Liberty EduCator has adapted to the growing trend of international communities and emigration by extending its list of international universities to include more universities in Europe, North America, Australasia, and the Middle East for those looking abroad.

The country is notorious for being among “the world’s toughest education systems” as listed by, which considers factors like the education system’s structure, the country’s most challenging exam, tertiary education attainment, and the prevalence of stress among students, among others.
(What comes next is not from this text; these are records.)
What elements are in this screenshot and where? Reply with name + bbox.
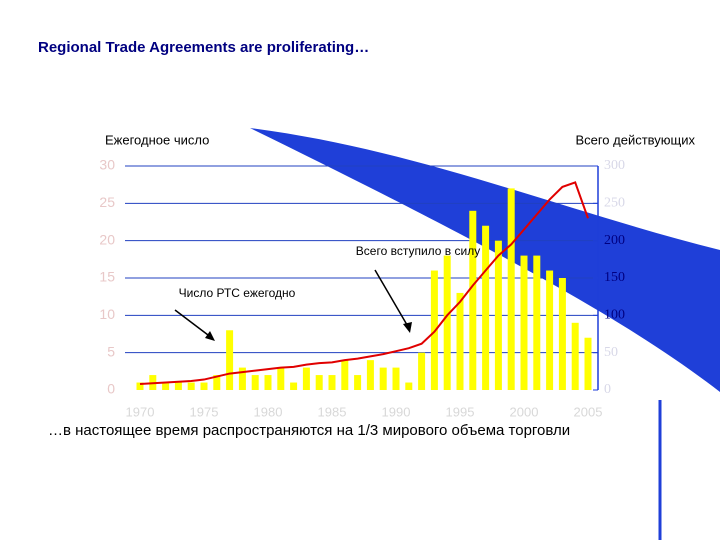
footnote: …в настоящее время распространяются на 1… xyxy=(48,422,571,439)
bar xyxy=(533,255,541,390)
bar xyxy=(443,255,451,390)
bar xyxy=(226,330,234,390)
bar xyxy=(251,375,259,390)
bar xyxy=(213,375,221,390)
bar-annotation: Число РТС ежегодно xyxy=(179,286,296,300)
decor-swoosh xyxy=(250,128,720,392)
bar xyxy=(584,337,592,390)
x-tick-label: 2005 xyxy=(574,404,603,419)
y2-tick-label: 150 xyxy=(604,270,625,285)
bar xyxy=(277,367,285,390)
bar xyxy=(392,367,400,390)
line xyxy=(139,181,589,386)
bar xyxy=(315,375,323,390)
bar xyxy=(341,360,349,390)
y-tick-label: 25 xyxy=(99,194,115,210)
bar xyxy=(290,382,298,390)
y-tick-label: 30 xyxy=(99,157,115,173)
y2-tick-label: 300 xyxy=(604,158,625,173)
bar xyxy=(507,188,515,390)
y2-tick-label: 0 xyxy=(604,382,611,397)
bar xyxy=(162,382,170,390)
bar xyxy=(187,382,195,390)
bar xyxy=(238,367,246,390)
bar xyxy=(354,375,362,390)
arrow-head xyxy=(403,322,412,333)
bar xyxy=(482,225,490,390)
bar xyxy=(264,375,272,390)
y-tick-label: 0 xyxy=(107,381,115,397)
y-tick-label: 5 xyxy=(107,343,115,359)
x-tick-label: 1975 xyxy=(190,404,219,419)
annotation-arrow xyxy=(174,309,213,339)
bar xyxy=(174,382,182,390)
bar xyxy=(520,255,528,390)
y2-tick-label: 50 xyxy=(604,345,618,360)
bar xyxy=(302,367,310,390)
x-tick-label: 1990 xyxy=(382,404,411,419)
line-annotation: Всего вступило в силу xyxy=(356,244,480,258)
bar xyxy=(379,367,387,390)
x-tick-label: 1985 xyxy=(318,404,347,419)
bar xyxy=(200,382,208,390)
bar xyxy=(558,278,566,390)
bar xyxy=(366,360,374,390)
y2-tick-label: 250 xyxy=(604,196,625,211)
y-tick-label: 15 xyxy=(99,269,115,285)
bar xyxy=(328,375,336,390)
bar xyxy=(405,382,413,390)
bar xyxy=(469,210,477,390)
bar xyxy=(571,322,579,390)
y-tick-label: 20 xyxy=(99,231,115,247)
x-tick-label: 1970 xyxy=(126,404,155,419)
bar xyxy=(136,382,144,390)
x-tick-label: 1980 xyxy=(254,404,283,419)
bar xyxy=(418,352,426,390)
y-axis-title: Ежегодное число xyxy=(105,132,209,147)
x-tick-label: 1995 xyxy=(446,404,475,419)
y2-axis-title: Всего действующих xyxy=(575,132,695,147)
y2-tick-label: 200 xyxy=(604,233,625,248)
x-tick-label: 2000 xyxy=(510,404,539,419)
bar xyxy=(456,292,464,390)
y-tick-label: 10 xyxy=(99,306,115,322)
bar xyxy=(546,270,554,390)
y2-tick-label: 100 xyxy=(604,308,625,323)
arrow-head xyxy=(205,331,215,341)
bar xyxy=(494,240,502,390)
chart-title: Regional Trade Agreements are proliferat… xyxy=(38,39,369,56)
annotation-arrow xyxy=(374,269,411,331)
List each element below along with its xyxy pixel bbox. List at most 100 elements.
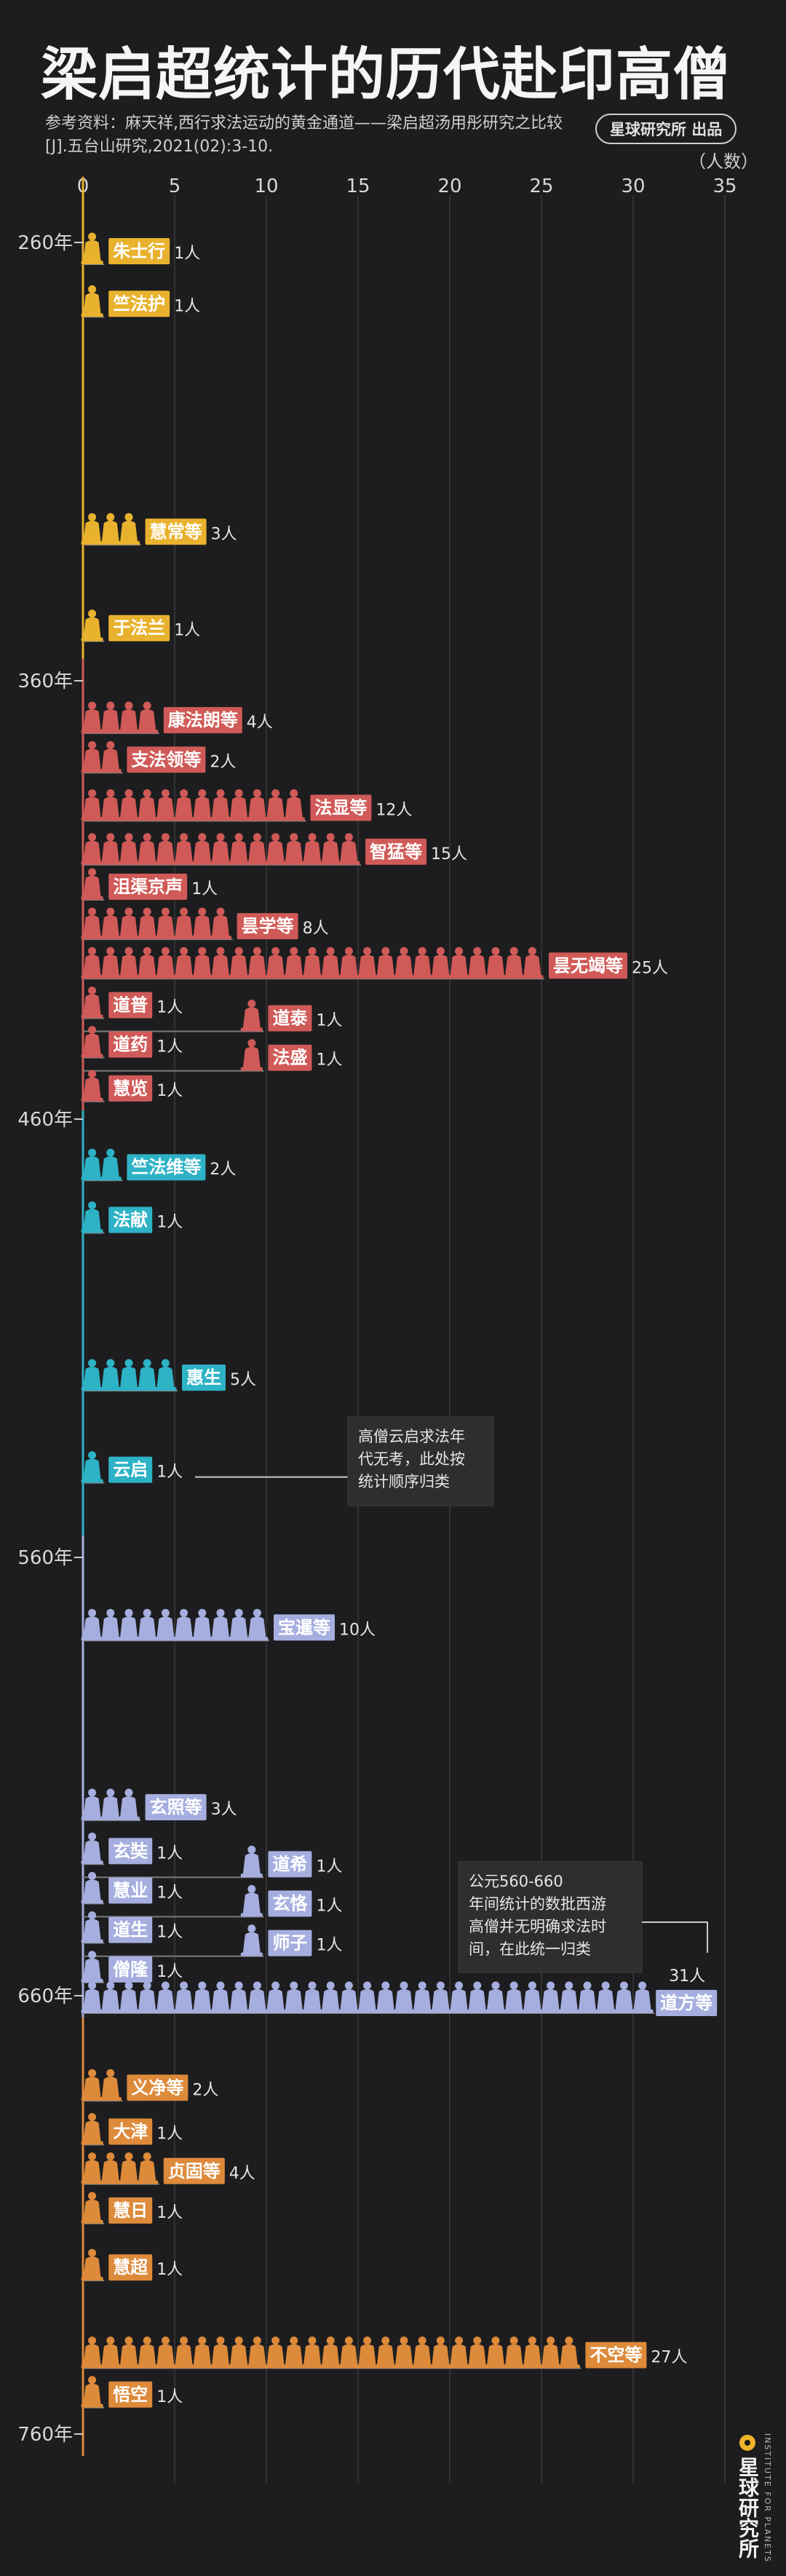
bar-count: 2人	[210, 753, 236, 771]
bar-count: 2人	[210, 1161, 236, 1179]
monk-figure-mark	[136, 907, 159, 940]
monk-figure-mark	[81, 907, 103, 940]
monk-figure-mark	[503, 1981, 525, 2013]
monk-figure-mark	[81, 1788, 103, 1821]
monk-figure-mark	[118, 907, 140, 940]
monk-figure-mark	[466, 947, 488, 979]
monk-figure-mark	[338, 2336, 360, 2368]
monk-figure-mark	[411, 1981, 434, 2013]
monk-figure-mark	[118, 701, 140, 734]
bar-count: 15人	[431, 845, 467, 864]
monk-figure-mark	[521, 2336, 544, 2368]
bar-label: 竺法护	[113, 293, 165, 314]
monk-figure-mark	[191, 1608, 213, 1641]
monk-figure-mark	[81, 2069, 103, 2101]
bar-label: 僧隆	[113, 1959, 148, 1980]
monk-figure-mark	[81, 1981, 103, 2013]
monk-figure-mark	[246, 947, 269, 979]
bar-count: 1人	[156, 1463, 183, 1482]
monk-figure-mark	[154, 2336, 177, 2368]
monk-figure-mark	[154, 1359, 177, 1391]
bar-count: 1人	[156, 1884, 183, 1903]
bar-label: 大津	[113, 2122, 148, 2142]
monk-figure-mark	[301, 1981, 323, 2013]
monk-figure-mark	[99, 1981, 122, 2013]
bar-label: 玄恪	[272, 1894, 308, 1914]
bar-label: 法显等	[314, 798, 367, 818]
monk-figure-mark	[338, 947, 360, 979]
monk-figure-mark	[118, 1981, 140, 2013]
x-tick-label: 35	[712, 175, 737, 197]
bar-count: 1人	[174, 622, 200, 640]
bar-label-box	[656, 1990, 718, 2016]
monk-figure-mark	[228, 947, 250, 979]
bar-label-box	[585, 2342, 647, 2368]
monk-figure-mark	[210, 1608, 231, 1641]
monk-figure-mark	[81, 2152, 103, 2184]
monk-figure-mark	[485, 947, 507, 979]
monk-figure-mark	[228, 1981, 250, 2013]
monk-figure-mark	[81, 609, 103, 641]
x-tick-label: 15	[346, 175, 370, 197]
monk-figure-mark	[429, 1981, 452, 2013]
x-tick-label: 10	[254, 175, 278, 197]
monk-figure-mark	[118, 833, 140, 865]
annotation-box	[458, 1861, 643, 1973]
monk-figure-mark	[282, 833, 305, 865]
bar-label-box	[268, 1851, 312, 1878]
monk-figure-mark	[282, 947, 305, 979]
monk-figure-mark	[136, 833, 159, 865]
bar-label: 云启	[113, 1460, 148, 1480]
monk-figure-mark	[118, 513, 140, 545]
monk-figure-mark	[81, 833, 103, 865]
monk-figure-mark	[118, 789, 140, 821]
monk-figure-mark	[319, 947, 342, 979]
monk-figure-mark	[118, 1788, 140, 1821]
y-tick-label: 760年	[17, 2424, 73, 2446]
bar-count: 3人	[211, 1801, 237, 1819]
monk-figure-mark	[136, 1981, 159, 2013]
bar-count: 1人	[316, 1051, 342, 1070]
monk-figure-mark	[81, 868, 103, 900]
monk-figure-mark	[539, 1981, 562, 2013]
bar-count: 31人	[669, 1967, 705, 1986]
monk-figure-mark	[393, 2336, 415, 2368]
monk-figure-mark	[154, 833, 177, 865]
bar-label: 道药	[113, 1035, 148, 1055]
monk-figure-mark	[118, 2152, 140, 2184]
bar-label-box	[108, 2197, 153, 2224]
monk-figure-mark	[191, 833, 213, 865]
y-tick-label: 360年	[17, 671, 73, 692]
monk-figure-mark	[282, 1981, 305, 2013]
monk-figure-mark	[99, 1148, 122, 1181]
bar-count: 1人	[156, 1844, 183, 1862]
monk-figure-mark	[99, 907, 122, 940]
annotation-text: 公元560-660 年间统计的数批西游高僧并无明确求法时间，在此统一归类	[469, 1873, 606, 1958]
source-note: 参考资料：麻天祥,西行求法运动的黄金通道——梁启超汤用彤研究之比较[J].五台山…	[45, 114, 563, 156]
monk-figure-mark	[466, 2336, 488, 2368]
bar-label-box	[108, 1956, 153, 1983]
monk-figure-mark	[154, 947, 177, 979]
monk-figure-mark	[99, 2069, 122, 2101]
monk-figure-mark	[99, 2336, 122, 2368]
monk-figure-mark	[521, 947, 544, 979]
monk-figure-mark	[246, 833, 269, 865]
monk-figure-mark	[228, 2336, 250, 2368]
monk-figure-mark	[240, 1885, 263, 1917]
monk-figure-mark	[557, 1981, 580, 2013]
monk-figure-mark	[228, 1608, 250, 1641]
monk-figure-mark	[81, 2113, 103, 2145]
monk-figure-mark	[246, 1608, 269, 1641]
bar-label: 悟空	[113, 2385, 148, 2405]
monk-figure-mark	[99, 2152, 122, 2184]
monk-figure-mark	[136, 947, 159, 979]
monk-figure-mark	[576, 1981, 598, 2013]
chart-title: 梁启超统计的历代赴印高僧	[41, 42, 731, 108]
monk-figure-mark	[539, 2336, 562, 2368]
monk-figure-mark	[374, 1981, 397, 2013]
bar-count: 8人	[303, 920, 329, 938]
monk-figure-mark	[356, 2336, 378, 2368]
bar-label: 昙无竭等	[553, 955, 623, 976]
monk-figure-mark	[172, 1981, 195, 2013]
monk-figure-mark	[99, 701, 122, 734]
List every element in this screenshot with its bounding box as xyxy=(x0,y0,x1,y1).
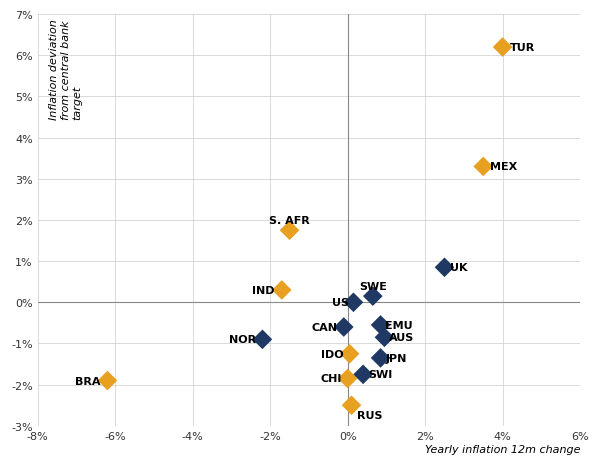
Text: TUR: TUR xyxy=(509,43,535,53)
Text: BRA: BRA xyxy=(75,375,100,386)
Text: S. AFR: S. AFR xyxy=(269,216,310,226)
Text: AUS: AUS xyxy=(389,332,415,343)
Text: JPN: JPN xyxy=(385,353,407,363)
Point xyxy=(358,371,368,378)
Point xyxy=(345,350,355,358)
Text: Inflation deviation
from central bank
target: Inflation deviation from central bank ta… xyxy=(49,19,83,120)
Point xyxy=(343,375,352,382)
Text: UK: UK xyxy=(450,263,468,273)
Point xyxy=(440,264,449,271)
Point xyxy=(380,334,389,341)
Text: IDO: IDO xyxy=(321,349,344,359)
Text: NOR: NOR xyxy=(229,335,257,344)
Text: SWE: SWE xyxy=(359,282,387,292)
Point xyxy=(339,324,349,331)
Point xyxy=(103,377,112,384)
Text: Yearly inflation 12m change: Yearly inflation 12m change xyxy=(425,444,580,454)
Point xyxy=(277,287,287,294)
Point xyxy=(368,293,377,300)
Text: EMU: EMU xyxy=(385,320,413,330)
Point xyxy=(478,163,488,171)
Text: MEX: MEX xyxy=(490,162,517,172)
Text: CHI: CHI xyxy=(320,374,342,384)
Text: SWI: SWI xyxy=(368,369,392,380)
Point xyxy=(349,299,358,307)
Text: US: US xyxy=(332,298,349,307)
Point xyxy=(376,354,385,362)
Point xyxy=(498,44,508,52)
Text: CAN: CAN xyxy=(312,322,338,332)
Text: RUS: RUS xyxy=(358,410,383,420)
Point xyxy=(376,321,385,329)
Point xyxy=(285,227,295,234)
Point xyxy=(347,401,356,409)
Text: IND: IND xyxy=(253,285,275,295)
Point xyxy=(257,336,267,344)
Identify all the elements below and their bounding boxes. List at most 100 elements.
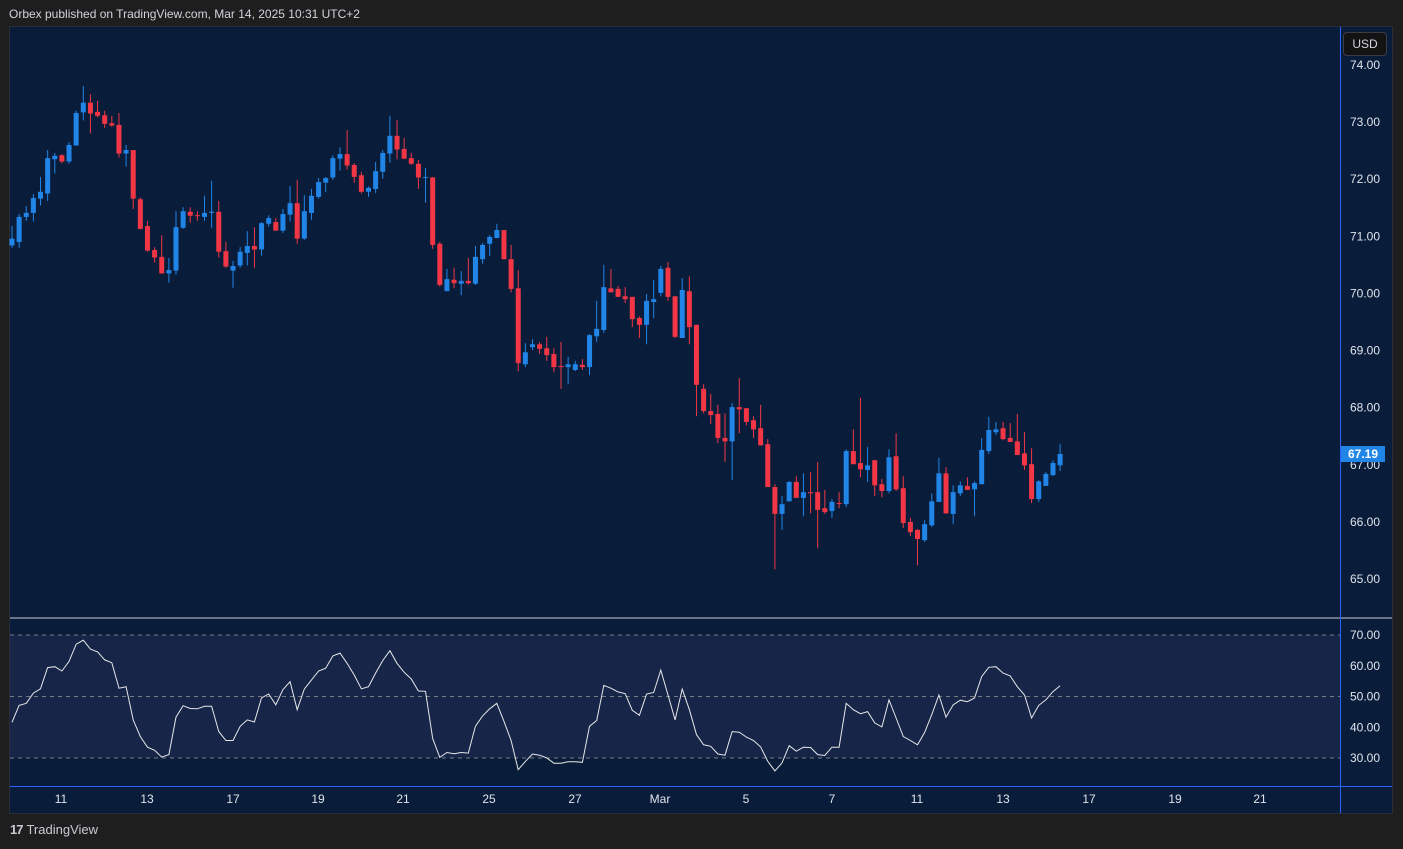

According to insights from Liberty, for a child who started Grade R in 2023, a complete education – including early childhood development, pre-primary, primary, high school, and three years of university – varies from costing a total of R3m for public school or more than R8m for private school tuition.

Pillay says that in the past, people would take out additional life, disability and critical illness insurance to ensure their child could obtain an education in case of a major life event or change.

“However, if you pass away, there is no guarantee that the money will be used for your child’s education. In the event of a disability, or critical illness, your coverage will likely focus on paying for rising medical expenses, not your child’s education,” he says.

“They need to be intentional and know that that the money will go towards your child’s education. If it is an education policy, it would then go towards education costs or even, pay the educational institution directly, eliminating the administrative burden and risk of the money being misused,” she says.

Molefi says: “I’ve picked up that my daughter is quite sharp, and I want to get her in the right hands so that it can unlock as many opportunities as possible. I don’t know what that looks like, but I just want her to feel like she’s got the option.”

Pillay says education policies are influencing financial products for parents, as more and more people want to secure their children’s educational future.

“We are also seeing a trend in investment in future planning, especially for young parents who are witnessing the changing educational landscape – one that provides greater choice to learners.

“As always, it is advised to make these informed decisions with the help of a financial adviser who will be able to assist you to put together a plan to ensure your life goals are achieved.”